Eles acusam Ortega de ter capturado a FSLN desde a derrota de 1990 e de tê-la instrumentalizado a serviço de sua própria pessoa, quando ela devia ter sido democratizada. Denunciam o “caudilhismo” do comandante, tanto à frente do partido como do país. Criticam seu contorcionismo ideológico para ganhar (e manter) a presidência vitalícia, seu enriquecimento e sua conivência com as grandes fortunas nacionais, o domínio de seu clã – esposa, filhos e amigos – sobre todas as instâncias do Estado e para além dele (Exército, polícia, mídia). Para Dora María Téllez, ícone da revolução e ex-ministra sandinista da Saúde, o presidente tenta “institucionalizar a sucessão familiar” (El País, 19 fev. 2016).
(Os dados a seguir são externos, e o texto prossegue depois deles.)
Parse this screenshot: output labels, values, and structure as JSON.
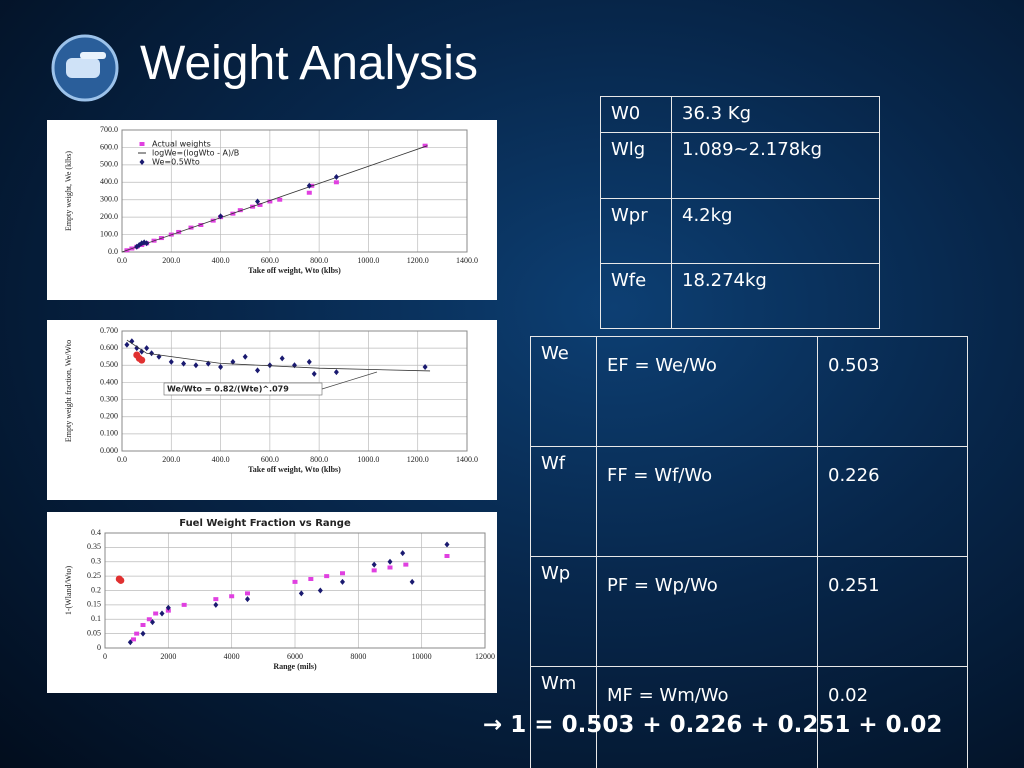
{
  "title": "Weight Analysis",
  "chart_data": [
    {
      "type": "scatter",
      "x_label": "Take off weight, Wto (klbs)",
      "y_label": "Empty weight, We (klbs)",
      "xlim": [
        0,
        1400
      ],
      "xticks": [
        {
          "value": 0,
          "label": "0.0"
        },
        {
          "value": 200,
          "label": "200.0"
        },
        {
          "value": 400,
          "label": "400.0"
        },
        {
          "value": 600,
          "label": "600.0"
        },
        {
          "value": 800,
          "label": "800.0"
        },
        {
          "value": 1000,
          "label": "1000.0"
        },
        {
          "value": 1200,
          "label": "1200.0"
        },
        {
          "value": 1400,
          "label": "1400.0"
        }
      ],
      "ylim": [
        0,
        700
      ],
      "yticks": [
        {
          "value": 0,
          "label": "0.0"
        },
        {
          "value": 100,
          "label": "100.0"
        },
        {
          "value": 200,
          "label": "200.0"
        },
        {
          "value": 300,
          "label": "300.0"
        },
        {
          "value": 400,
          "label": "400.0"
        },
        {
          "value": 500,
          "label": "500.0"
        },
        {
          "value": 600,
          "label": "600.0"
        },
        {
          "value": 700,
          "label": "700.0"
        }
      ],
      "grid": true,
      "legend": "upper left",
      "series": [
        {
          "name": "Actual weights",
          "color": "#e040e0",
          "marker": "square",
          "x": [
            20,
            40,
            60,
            80,
            100,
            130,
            160,
            200,
            230,
            280,
            320,
            370,
            400,
            450,
            480,
            530,
            560,
            600,
            640,
            760,
            770,
            870,
            1230
          ],
          "values": [
            10,
            20,
            30,
            40,
            50,
            65,
            80,
            100,
            115,
            140,
            155,
            180,
            200,
            220,
            240,
            260,
            270,
            290,
            300,
            340,
            380,
            400,
            610
          ]
        },
        {
          "name": "logWe=(logWto - A)/B",
          "color": "#333333",
          "marker": "line",
          "x": [
            0,
            1240
          ],
          "values": [
            0,
            610
          ]
        },
        {
          "name": "We=0.5Wto",
          "color": "#1a1a70",
          "marker": "diamond",
          "x": [
            60,
            70,
            80,
            90,
            100,
            400,
            550,
            760,
            870
          ],
          "values": [
            30,
            40,
            50,
            55,
            50,
            205,
            290,
            380,
            430
          ]
        }
      ]
    },
    {
      "type": "scatter",
      "x_label": "Take off weight, Wto (klbs)",
      "y_label": "Empty weight fraction, We/Wto",
      "annotation": "We/Wto = 0.82/(Wte)^.079",
      "xlim": [
        0,
        1400
      ],
      "xticks": [
        {
          "value": 0,
          "label": "0.0"
        },
        {
          "value": 200,
          "label": "200.0"
        },
        {
          "value": 400,
          "label": "400.0"
        },
        {
          "value": 600,
          "label": "600.0"
        },
        {
          "value": 800,
          "label": "800.0"
        },
        {
          "value": 1000,
          "label": "1000.0"
        },
        {
          "value": 1200,
          "label": "1200.0"
        },
        {
          "value": 1400,
          "label": "1400.0"
        }
      ],
      "ylim": [
        0,
        0.7
      ],
      "yticks": [
        {
          "value": 0,
          "label": "0.000"
        },
        {
          "value": 0.1,
          "label": "0.100"
        },
        {
          "value": 0.2,
          "label": "0.200"
        },
        {
          "value": 0.3,
          "label": "0.300"
        },
        {
          "value": 0.4,
          "label": "0.400"
        },
        {
          "value": 0.5,
          "label": "0.500"
        },
        {
          "value": 0.6,
          "label": "0.600"
        },
        {
          "value": 0.7,
          "label": "0.700"
        }
      ],
      "grid": true,
      "series": [
        {
          "color": "#1a1a70",
          "marker": "diamond",
          "x": [
            20,
            40,
            60,
            80,
            100,
            120,
            150,
            200,
            250,
            300,
            350,
            400,
            450,
            500,
            550,
            600,
            650,
            700,
            760,
            780,
            870,
            1230
          ],
          "values": [
            0.62,
            0.64,
            0.6,
            0.58,
            0.6,
            0.57,
            0.55,
            0.52,
            0.51,
            0.5,
            0.51,
            0.49,
            0.52,
            0.55,
            0.47,
            0.5,
            0.54,
            0.5,
            0.52,
            0.45,
            0.46,
            0.49
          ]
        },
        {
          "color": "#e03030",
          "marker": "circle",
          "x": [
            60,
            70,
            80
          ],
          "values": [
            0.56,
            0.54,
            0.53
          ]
        },
        {
          "color": "#333333",
          "marker": "line",
          "x": [
            20,
            100,
            400,
            800,
            1250
          ],
          "values": [
            0.647,
            0.57,
            0.511,
            0.483,
            0.467
          ]
        }
      ]
    },
    {
      "type": "scatter",
      "title": "Fuel Weight Fraction vs Range",
      "x_label": "Range (mils)",
      "y_label": "1-(Wland/Wto)",
      "xlim": [
        0,
        12000
      ],
      "xticks": [
        0,
        2000,
        4000,
        6000,
        8000,
        10000,
        12000
      ],
      "ylim": [
        0,
        0.4
      ],
      "yticks": [
        0,
        0.05,
        0.1,
        0.15,
        0.2,
        0.25,
        0.3,
        0.35,
        0.4
      ],
      "grid": true,
      "series": [
        {
          "color": "#e03030",
          "marker": "circle",
          "x": [
            450,
            500
          ],
          "values": [
            0.24,
            0.235
          ]
        },
        {
          "color": "#e040e0",
          "marker": "square",
          "x": [
            900,
            1000,
            1200,
            1400,
            1600,
            2000,
            2500,
            3500,
            4000,
            4500,
            6000,
            6500,
            7000,
            7500,
            8500,
            9000,
            9500,
            10800
          ],
          "values": [
            0.03,
            0.05,
            0.08,
            0.1,
            0.12,
            0.13,
            0.15,
            0.17,
            0.18,
            0.19,
            0.23,
            0.24,
            0.25,
            0.26,
            0.27,
            0.28,
            0.29,
            0.32
          ]
        },
        {
          "color": "#1a1a70",
          "marker": "diamond",
          "x": [
            800,
            1200,
            1500,
            1800,
            2000,
            3500,
            4500,
            6200,
            6800,
            7500,
            8500,
            9000,
            9400,
            9700,
            10800
          ],
          "values": [
            0.02,
            0.05,
            0.09,
            0.12,
            0.14,
            0.15,
            0.17,
            0.19,
            0.2,
            0.23,
            0.29,
            0.3,
            0.33,
            0.23,
            0.36
          ]
        }
      ]
    }
  ],
  "table1": {
    "rows": [
      [
        "W0",
        "36.3 Kg"
      ],
      [
        "Wlg",
        "1.089~2.178kg"
      ],
      [
        "Wpr",
        "4.2kg"
      ],
      [
        "Wfe",
        "18.274kg"
      ]
    ]
  },
  "table2": {
    "rows": [
      [
        "We",
        "EF = We/Wo",
        "0.503"
      ],
      [
        "Wf",
        "FF = Wf/Wo",
        "0.226"
      ],
      [
        "Wp",
        "PF = Wp/Wo",
        "0.251"
      ],
      [
        "Wm",
        "MF = Wm/Wo",
        "0.02"
      ]
    ]
  },
  "summary": "→ 1 = 0.503 + 0.226 + 0.251 + 0.02"
}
Mais oportunista que socialista, o presidente sandinista mantém um hiato intransponível entre, de um lado, a retórica anti-imperialista, o nacionalismo soberanista e o alinhamento ao livre-comércio e, de outro, a venda das vantagens comparativas do país para quem pagar mais. Um grupo de 27 intelectuais, incluindo o poeta Ernesto Cardenal e a escritora Gioconda Belli, publicaram em maio de 2016 um manifesto intitulado “Não deixemos uma minoria sequestrar a nação”. O modelo de governança orteguista é descrito como um sistema “autoritário, excludente e corrupto”, além de “repressivo em relação às tensões sociais que ele mesmo engendra”. O manifesto denuncia ainda a explosão, entre 2007 e 2015, da economia informal e do subemprego, da dívida externa e dos lucros das grandes empresas.

O sandinismo atual também ofereceu aos investidores estrangeiros (asiáticos, norte-americanos etc.) diversas concessões para projetos ou megaprojetos de desenvolvimento de mineração, energia e turismo, oficialmente para “erradicar a pobreza”. Entre eles, o faraônico e polêmico projeto de escavação do “grande canal da Nicarágua”, ladeado (pelo menos no papel) por uma zona de comércio livre de impostos, um novo aeroporto internacional, complexos turísticos de luxo, portos de águas profundas, estradas, viadutos etc.4

Apesar das contestações, a FSLN e seu líder gozam de uma reputação e de um poder de influência que lhes permitem olhar para o escrutínio de novembro com otimismo.